The moves come as another named partner – Richard Gregg – continues legal action over being dumped. All have denied culpability.

Former PwC partners Peter Konidaris and Paul McNab find new roles

As reported by the AFR, Konidaris, PwC’s former national head of government, health, infrastructure and defence and a recent member of the Big Four’s executive committee, has now joined restructuring and turnaround specialist KordaMentha as a consultant. Konidaris previously spent more than a decade and a half at PwC after kicking off his career at Arthur Andersen, and prior to his most recent role served as Melbourne managing partner.

“I have dealt with KordaMentha for the past 15 years and have been hugely impressed by its history and its ability to remain staunchly independent. I am now looking forward to the next phase of my professional career,” Konidaris said in a statement, while in an internal staff memo co-founder Mark Korda described the firm’s newest recruit as a “well-known and respected senior leader” in the Australian business community.

“We know Peter very well, because we have worked alongside him for many years jointly assisting mutual clients in the market,” the email reads.“He has performed outstanding work throughout his career and will be a tremendous asset to the KordaMentha team. Peter is based in Melbourne and will work across all service lines, supporting teams with their work for public and private sector clients, as well as business development.”

Meanwhile, Paul McNab, who was among the first cohort of former PwC tax partners publicly outed for their involvement in the confidentiality breach, has now launched his own practice – McNab Tax Lawyers – to serve clients who have stuck fat through the recent travails. McNab had been with PwC for more than two decades before departing for DLA Piper in 2020, but left the law firm by mutual consent when the tax affair came to light.

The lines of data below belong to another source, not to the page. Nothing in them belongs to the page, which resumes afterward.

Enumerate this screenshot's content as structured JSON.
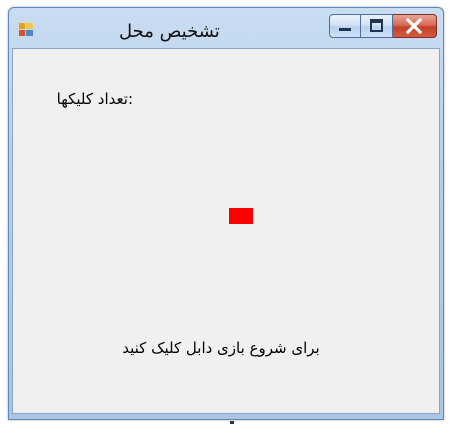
{
  "window": {
    "title": "تشخیص محل"
  },
  "content": {
    "click_count_label": ":تعداد کلیکها",
    "instruction": "برای شروع بازی دابل کلیک کنید"
  },
  "icons": {
    "app": "app-icon",
    "minimize": "minimize-icon",
    "maximize": "maximize-icon",
    "close": "close-icon"
  },
  "colors": {
    "target": "#ff0000",
    "client_background": "#f0f0f0",
    "close_button": "#c4402a"
  }
}
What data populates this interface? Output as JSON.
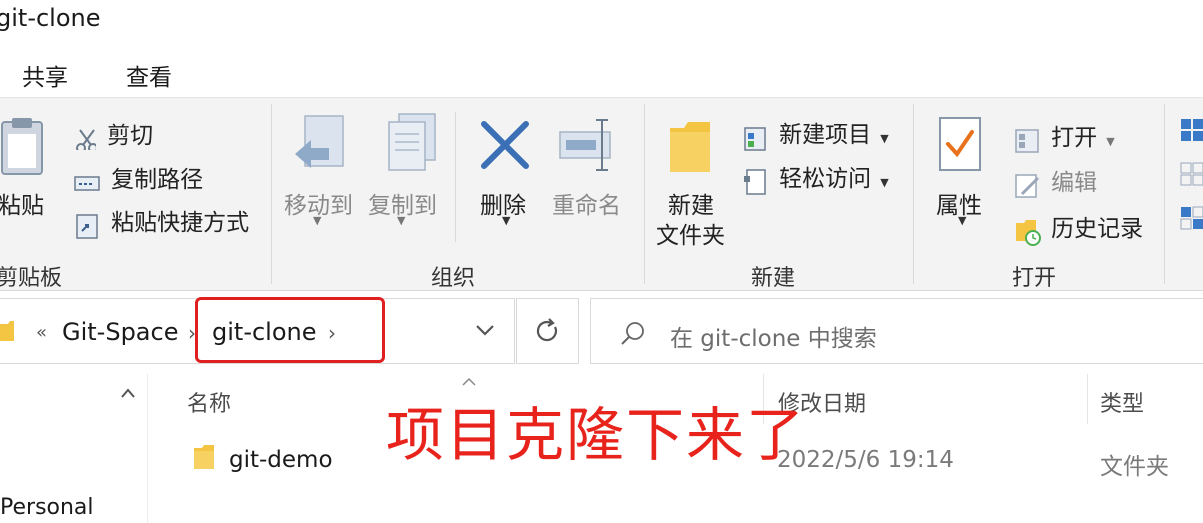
{
  "window": {
    "title": "git-clone"
  },
  "menu": {
    "share": "共享",
    "view": "查看"
  },
  "ribbon": {
    "clipboard": {
      "paste": "粘贴",
      "cut": "剪切",
      "copy_path": "复制路径",
      "paste_shortcut": "粘贴快捷方式",
      "group": "剪贴板"
    },
    "organize": {
      "move_to": "移动到",
      "copy_to": "复制到",
      "delete": "删除",
      "rename": "重命名",
      "group": "组织"
    },
    "new": {
      "new_folder_line1": "新建",
      "new_folder_line2": "文件夹",
      "new_item": "新建项目",
      "easy_access": "轻松访问",
      "group": "新建"
    },
    "open": {
      "properties": "属性",
      "open": "打开",
      "edit": "编辑",
      "history": "历史记录",
      "group": "打开"
    }
  },
  "address": {
    "overflow": "«",
    "crumbs": [
      "Git-Space",
      "git-clone"
    ]
  },
  "search": {
    "placeholder": "在 git-clone 中搜索"
  },
  "columns": {
    "name": "名称",
    "date": "修改日期",
    "type": "类型"
  },
  "files": [
    {
      "name": "git-demo",
      "date": "2022/5/6 19:14",
      "type": "文件夹"
    }
  ],
  "nav": {
    "item": "Personal"
  },
  "annotation": "项目克隆下来了",
  "colors": {
    "annotation": "#e8231c",
    "folder": "#f4c542",
    "delete_x": "#3b6fb6"
  }
}
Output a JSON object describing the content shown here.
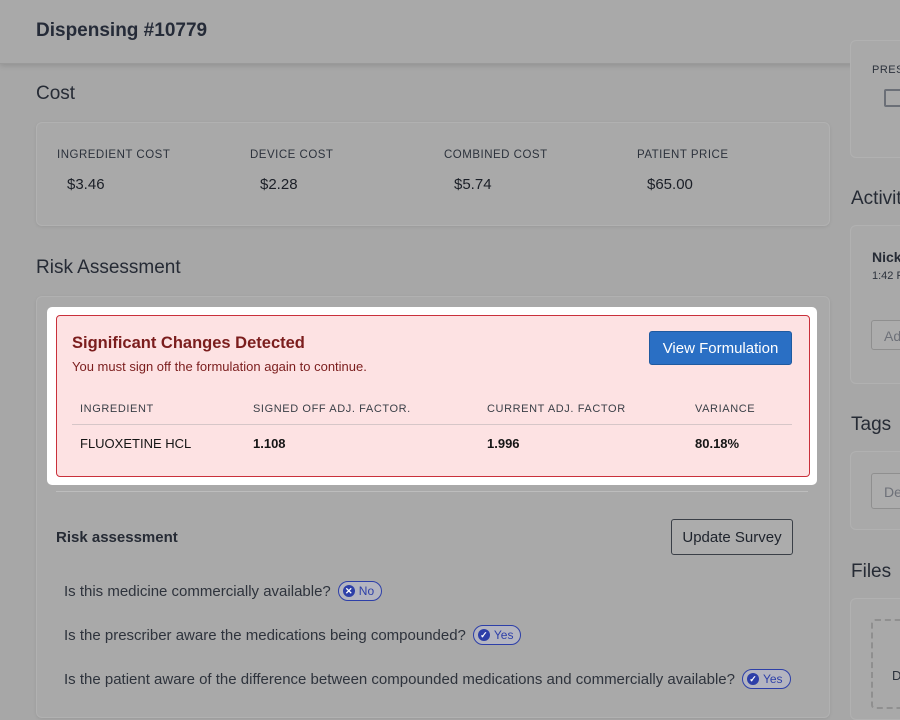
{
  "header": {
    "title": "Dispensing #10779"
  },
  "cost": {
    "section_title": "Cost",
    "items": [
      {
        "label": "INGREDIENT COST",
        "value": "$3.46"
      },
      {
        "label": "DEVICE COST",
        "value": "$2.28"
      },
      {
        "label": "COMBINED COST",
        "value": "$5.74"
      },
      {
        "label": "PATIENT PRICE",
        "value": "$65.00"
      }
    ]
  },
  "risk": {
    "section_title": "Risk Assessment",
    "alert": {
      "title": "Significant Changes Detected",
      "subtitle": "You must sign off the formulation again to continue.",
      "button_label": "View Formulation",
      "table": {
        "headers": [
          "INGREDIENT",
          "SIGNED OFF ADJ. FACTOR.",
          "CURRENT ADJ. FACTOR",
          "VARIANCE"
        ],
        "rows": [
          [
            "FLUOXETINE HCL",
            "1.108",
            "1.996",
            "80.18%"
          ]
        ]
      },
      "colors": {
        "background": "#fde2e3",
        "border": "#c9303b",
        "text": "#7b1d1d"
      }
    },
    "subsection_title": "Risk assessment",
    "update_button_label": "Update Survey",
    "questions": [
      {
        "text": "Is this medicine commercially available?",
        "answer": "No",
        "icon": "x-circle-icon"
      },
      {
        "text": "Is the prescriber aware the medications being compounded?",
        "answer": "Yes",
        "icon": "check-circle-icon"
      },
      {
        "text": "Is the patient aware of the difference between compounded medications and commercially available?",
        "answer": "Yes",
        "icon": "check-circle-icon"
      }
    ]
  },
  "sidebar": {
    "pres_label": "PRES",
    "activity_title": "Activit",
    "activity_user": "Nick",
    "activity_time": "1:42 F",
    "activity_input_placeholder": "Ad",
    "tags_title": "Tags",
    "tags_input_placeholder": "De",
    "files_title": "Files",
    "files_drop_text": "D"
  },
  "accent_color": "#2a6fc4"
}
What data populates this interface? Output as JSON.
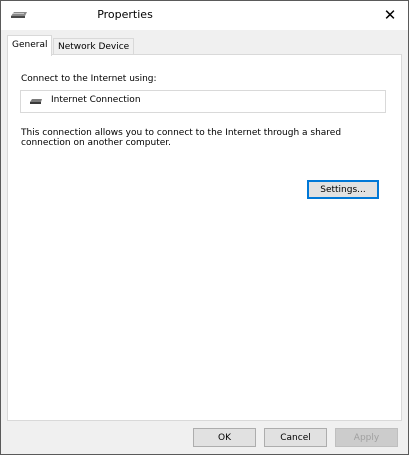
{
  "window": {
    "title": "Properties",
    "close_glyph": "✕"
  },
  "tabs": [
    {
      "label": "General",
      "active": true
    },
    {
      "label": "Network Device",
      "active": false
    }
  ],
  "general": {
    "connect_label": "Connect to the Internet using:",
    "device_icon": "network-adapter-icon",
    "device_name": "Internet Connection",
    "description": "This connection allows you to connect to the Internet through a shared connection on another computer.",
    "settings_label": "Settings..."
  },
  "footer": {
    "ok_label": "OK",
    "cancel_label": "Cancel",
    "apply_label": "Apply",
    "apply_enabled": false
  },
  "colors": {
    "focus_accent": "#0078d7",
    "panel_border": "#d9d9d9",
    "window_bg": "#f0f0f0"
  }
}
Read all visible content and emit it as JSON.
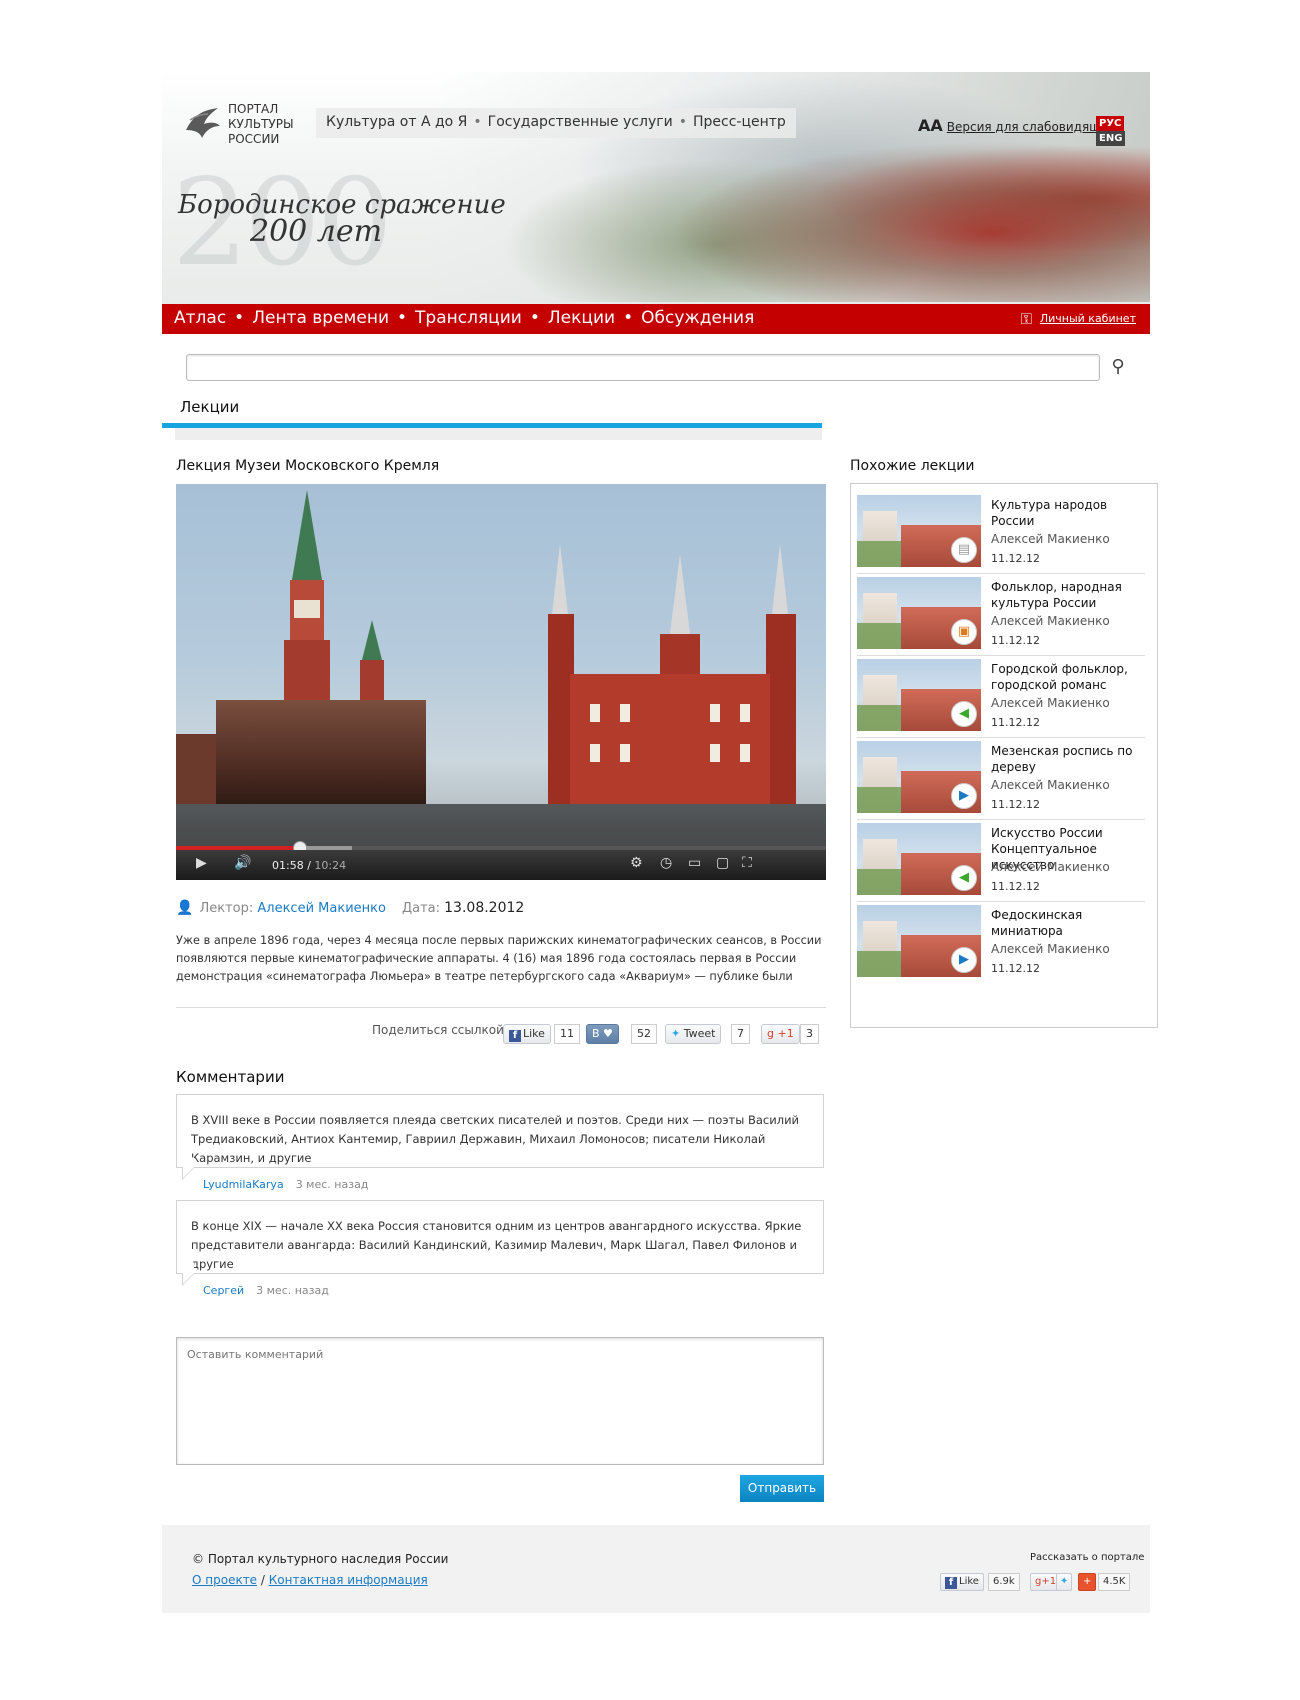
{
  "brand": {
    "logo_line1": "ПОРТАЛ",
    "logo_line2": "КУЛЬТУРЫ",
    "logo_line3": "РОССИИ"
  },
  "top_nav": {
    "item1": "Культура от А до Я",
    "item2": "Государственные услуги",
    "item3": "Пресс-центр"
  },
  "accessibility": {
    "icon_label": "AA",
    "label": "Версия для слабовидящих"
  },
  "language": {
    "ru": "РУС",
    "en": "ENG",
    "active": "ru"
  },
  "banner": {
    "line1": "Бородинское сражение",
    "line2": "200 лет",
    "ghost_number": "200"
  },
  "main_nav": {
    "items": [
      "Атлас",
      "Лента времени",
      "Трансляции",
      "Лекции",
      "Обсуждения"
    ],
    "cabinet": "Личный кабинет"
  },
  "search": {
    "value": "",
    "button_icon": "search-icon"
  },
  "section": {
    "title": "Лекции"
  },
  "lecture": {
    "title": "Лекция Музеи Московского Кремля",
    "video": {
      "current_time": "01:58",
      "duration": "10:24",
      "played_fraction": 0.19,
      "buffered_fraction": 0.27
    },
    "lecturer_label": "Лектор:",
    "lecturer_name": "Алексей Макиенко",
    "date_label": "Дата:",
    "date": "13.08.2012",
    "description": "Уже в апреле 1896 года, через 4 месяца после первых парижских кинематографических сеансов, в России появляются первые кинематографические аппараты. 4 (16) мая 1896 года состоялась первая в России демонстрация «синематографа Люмьера» в театре петербургского сада «Аквариум» — публике были показаны несколько о фильмов в"
  },
  "share": {
    "label": "Поделиться ссылкой:",
    "fb_label": "Like",
    "fb_count": "11",
    "vk_label": "В ♥",
    "vk_count": "52",
    "tw_label": "Tweet",
    "tw_count": "7",
    "gp_label": "+1",
    "gp_count": "3"
  },
  "comments": {
    "title": "Комментарии",
    "items": [
      {
        "text": "В XVIII веке в России появляется плеяда светских писателей и поэтов. Среди них — поэты Василий Тредиаковский, Антиох Кантемир, Гавриил Державин, Михаил Ломоносов; писатели Николай Карамзин, и другие",
        "author": "LyudmilaKarya",
        "time": "3 мес. назад"
      },
      {
        "text": "В конце XIX — начале XX века Россия становится одним из центров авангардного искусства. Яркие представители  авангарда: Василий Кандинский, Казимир Малевич, Марк Шагал, Павел Филонов и другие",
        "author": "Сергей",
        "time": "3 мес. назад"
      }
    ],
    "input_placeholder": "Оставить комментарий",
    "submit_label": "Отправить"
  },
  "similar": {
    "title": "Похожие лекции",
    "items": [
      {
        "title": "Культура народов России",
        "author": "Алексей Макиенко",
        "date": "11.12.12",
        "badge": "presentation-icon",
        "badge_color": "#9a9a9a"
      },
      {
        "title": "Фольклор, народная культура России",
        "author": "Алексей Макиенко",
        "date": "11.12.12",
        "badge": "slides-icon",
        "badge_color": "#e07a1a"
      },
      {
        "title": "Городской фольклор, городской романс",
        "author": "Алексей Макиенко",
        "date": "11.12.12",
        "badge": "audio-icon",
        "badge_color": "#3aa82a"
      },
      {
        "title": "Мезенская роспись по дереву",
        "author": "Алексей Макиенко",
        "date": "11.12.12",
        "badge": "video-icon",
        "badge_color": "#1a7bc4"
      },
      {
        "title": "Искусство России Концептуальное искусство",
        "author": "Алексей Макиенко",
        "date": "11.12.12",
        "badge": "audio-icon",
        "badge_color": "#3aa82a"
      },
      {
        "title": "Федоскинская миниатюра",
        "author": "Алексей Макиенко",
        "date": "11.12.12",
        "badge": "video-icon",
        "badge_color": "#1a7bc4"
      }
    ]
  },
  "footer": {
    "copyright": "© Портал культурного наследия России",
    "about_link": "О проекте",
    "slash": "/",
    "contacts_link": "Контактная информация",
    "tell_label": "Рассказать о портале",
    "fb_label": "Like",
    "fb_count": "6.9k",
    "gp_label": "+1",
    "share_count": "4.5K"
  },
  "colors": {
    "accent_red": "#c40000",
    "accent_blue": "#16a3e0",
    "link": "#1a7bc4"
  }
}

He defended himself at the time; “It is noteworthy that PwC has taken this action to name former partners only. I had no forewarning or opportunity to respond. For the record, I was not involved in any Treasury consultations regarding MAAL where confidential information was discussed. In addition, I trusted that the information shared with me as a partner would comply with any confidentiality agreements that may have been in place.”

As per the AFR, McNab is also keenly watching the outcome of legal action brought before the courts by fellow named partners Richard Gregg and Neil Fuller, the former who has already successfully sued PwC over not following proper protocols in his attempted firing, while Fuller’s matter has yet to be heard in the NSW district court. PwC is expected to release the details of an internal independent investigation toward the end of the month.